I know the name in English of my bolthole on the Maes, but I am none the wiser. It is the "stack annealing basement".
In my family, thanks to my father's job at ICI Fibres in Pontypool, our industrial talk was confined to the properties of nylon. Could a human body levitate, we wondered, on a force-field of static electricity after sliding at full speed between two sheets of said fabric?
It means that the processes of making steel remain a mystery to me. The stack annealer basement has nevertheless become a little underground haven for a head scorched overground by the sun ripping through the thin air above the old Ebbw Vale works. The SAB has been transformed into Y Lle Celf, a home for delicate art on walls thick enough to make China's Three Gorges dam look like tissue paper.
I say that only to be able to use the only long Welsh word I know, in admiration of the gwrthgyferbyniad between concrete and canvas. And I love the lle, especially the long ramp going past the trio of canvasses by Manon Awst and Benjamin Walther. "On the Way to History" is my favourite, although I am still spooked at the point by the Paper Chain Dolls by Wendy Mayer. In any language these are troubling figures.

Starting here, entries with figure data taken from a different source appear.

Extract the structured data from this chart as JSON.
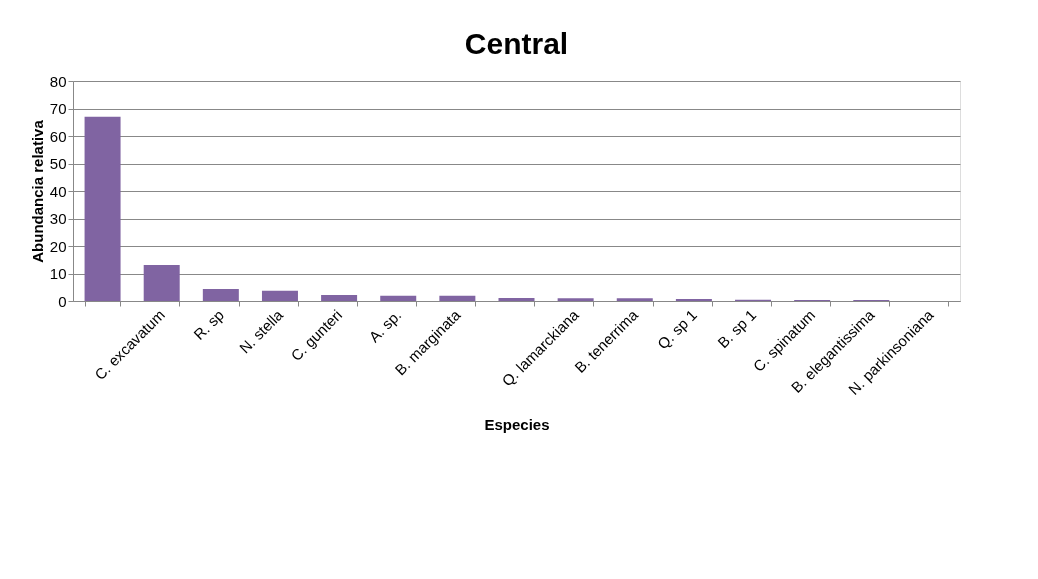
{
  "chart_data": {
    "type": "bar",
    "title": "Central",
    "xlabel": "Especies",
    "ylabel": "Abundancia relativa",
    "categories": [
      null,
      "C. excavatum",
      "R. sp",
      "N. stella",
      "C. gunteri",
      "A. sp.",
      "B. marginata",
      null,
      "Q. lamarckiana",
      "B. tenerrima",
      "Q. sp 1",
      "B. sp 1",
      "C. spinatum",
      "B. elegantissima",
      "N. parkinsoniana"
    ],
    "values": [
      67,
      13.1,
      4.4,
      3.7,
      2.2,
      1.9,
      1.9,
      1.1,
      1.0,
      1.0,
      0.7,
      0.5,
      0.4,
      0.4,
      0
    ],
    "color": "#8064a2",
    "ylim": [
      0,
      80
    ],
    "yticks": [
      0,
      10,
      20,
      30,
      40,
      50,
      60,
      70,
      80
    ],
    "grid": "y"
  }
}
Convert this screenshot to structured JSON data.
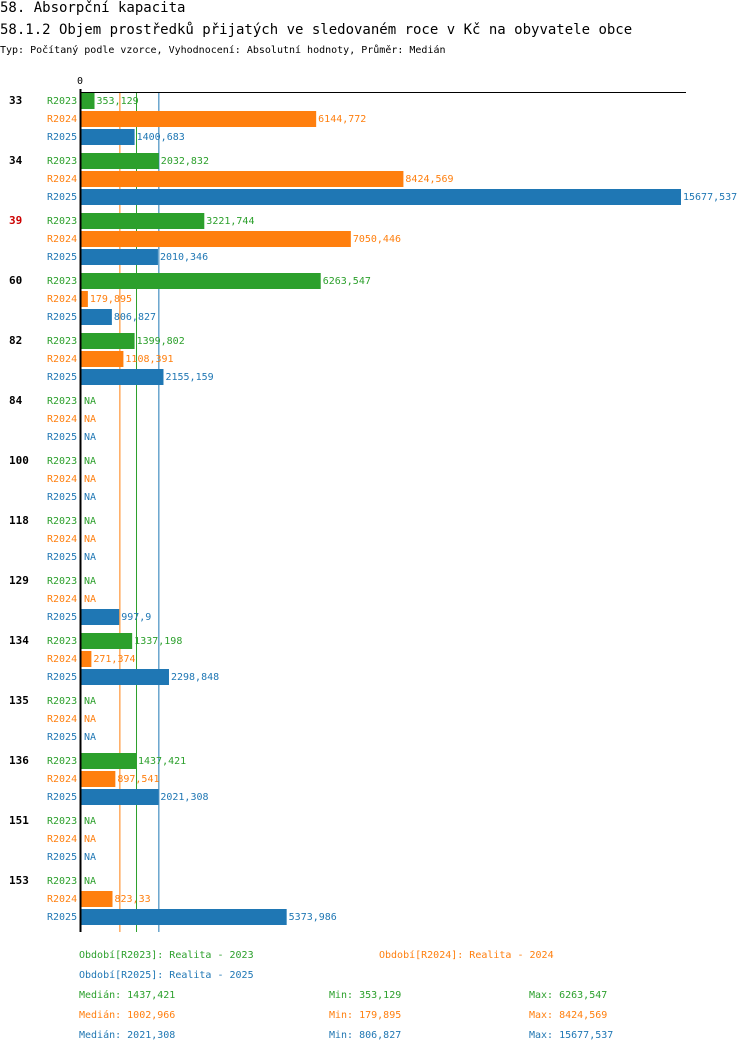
{
  "header": {
    "title": "58. Absorpční kapacita",
    "subtitle": "58.1.2 Objem prostředků přijatých ve sledovaném roce v Kč na obyvatele obce",
    "type_line": "Typ: Počítaný podle vzorce, Vyhodnocení: Absolutní hodnoty, Průměr: Medián"
  },
  "chart_data": {
    "type": "bar",
    "orientation": "horizontal",
    "title": "58.1.2 Objem prostředků přijatých ve sledovaném roce v Kč na obyvatele obce",
    "axis_zero_label": "0",
    "xlim": [
      0,
      15677.537
    ],
    "na_label": "NA",
    "categories": [
      "33",
      "34",
      "39",
      "60",
      "82",
      "84",
      "100",
      "118",
      "129",
      "134",
      "135",
      "136",
      "151",
      "153"
    ],
    "highlight_category": "39",
    "highlight_color": "#cc0000",
    "series": [
      {
        "name": "R2023",
        "color": "#2ca02c",
        "values": [
          353.129,
          2032.832,
          3221.744,
          6263.547,
          1399.802,
          null,
          null,
          null,
          null,
          1337.198,
          null,
          1437.421,
          null,
          null
        ],
        "labels": [
          "353,129",
          "2032,832",
          "3221,744",
          "6263,547",
          "1399,802",
          "NA",
          "NA",
          "NA",
          "NA",
          "1337,198",
          "NA",
          "1437,421",
          "NA",
          "NA"
        ],
        "median": 1437.421
      },
      {
        "name": "R2024",
        "color": "#ff7f0e",
        "values": [
          6144.772,
          8424.569,
          7050.446,
          179.895,
          1108.391,
          null,
          null,
          null,
          null,
          271.374,
          null,
          897.541,
          null,
          823.33
        ],
        "labels": [
          "6144,772",
          "8424,569",
          "7050,446",
          "179,895",
          "1108,391",
          "NA",
          "NA",
          "NA",
          "NA",
          "271,374",
          "NA",
          "897,541",
          "NA",
          "823,33"
        ],
        "median": 1002.966
      },
      {
        "name": "R2025",
        "color": "#1f77b4",
        "values": [
          1400.683,
          15677.537,
          2010.346,
          806.827,
          2155.159,
          null,
          null,
          null,
          997.9,
          2298.848,
          null,
          2021.308,
          null,
          5373.986
        ],
        "labels": [
          "1400,683",
          "15677,537",
          "2010,346",
          "806,827",
          "2155,159",
          "NA",
          "NA",
          "NA",
          "997,9",
          "2298,848",
          "NA",
          "2021,308",
          "NA",
          "5373,986"
        ],
        "median": 2021.308
      }
    ],
    "legend": [
      {
        "text": "Období[R2023]: Realita - 2023",
        "color": "#2ca02c"
      },
      {
        "text": "Období[R2024]: Realita - 2024",
        "color": "#ff7f0e"
      },
      {
        "text": "Období[R2025]: Realita - 2025",
        "color": "#1f77b4"
      }
    ],
    "stats": [
      {
        "color": "#2ca02c",
        "median": "Medián: 1437,421",
        "min": "Min: 353,129",
        "max": "Max: 6263,547"
      },
      {
        "color": "#ff7f0e",
        "median": "Medián: 1002,966",
        "min": "Min: 179,895",
        "max": "Max: 8424,569"
      },
      {
        "color": "#1f77b4",
        "median": "Medián: 2021,308",
        "min": "Min: 806,827",
        "max": "Max: 15677,537"
      }
    ]
  }
}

Paper Chain Dolls by Wendy Mayer
Next door to the Lle Celf is an even quieter spot, the community garden. On Saturated Sunday, when 25,000 poured gloriously through the dust storm, I found myself alone in the garden with a local woman and her dog. "He's misbehaving," she said, sitting her mutt down and giving him a hug.
I reached out a hand and he growled. I returned to the photos of the works in their heyday and in decline. They made nearly 17 million tons of steel at Ebbw Vale before they tore down the blast furnaces. I found out what they did in a stack annealing basement: heat great coils of steel to soften them before rolling.
Now it's an art gallery that pulls me back, past the disturbing paper chain dolls.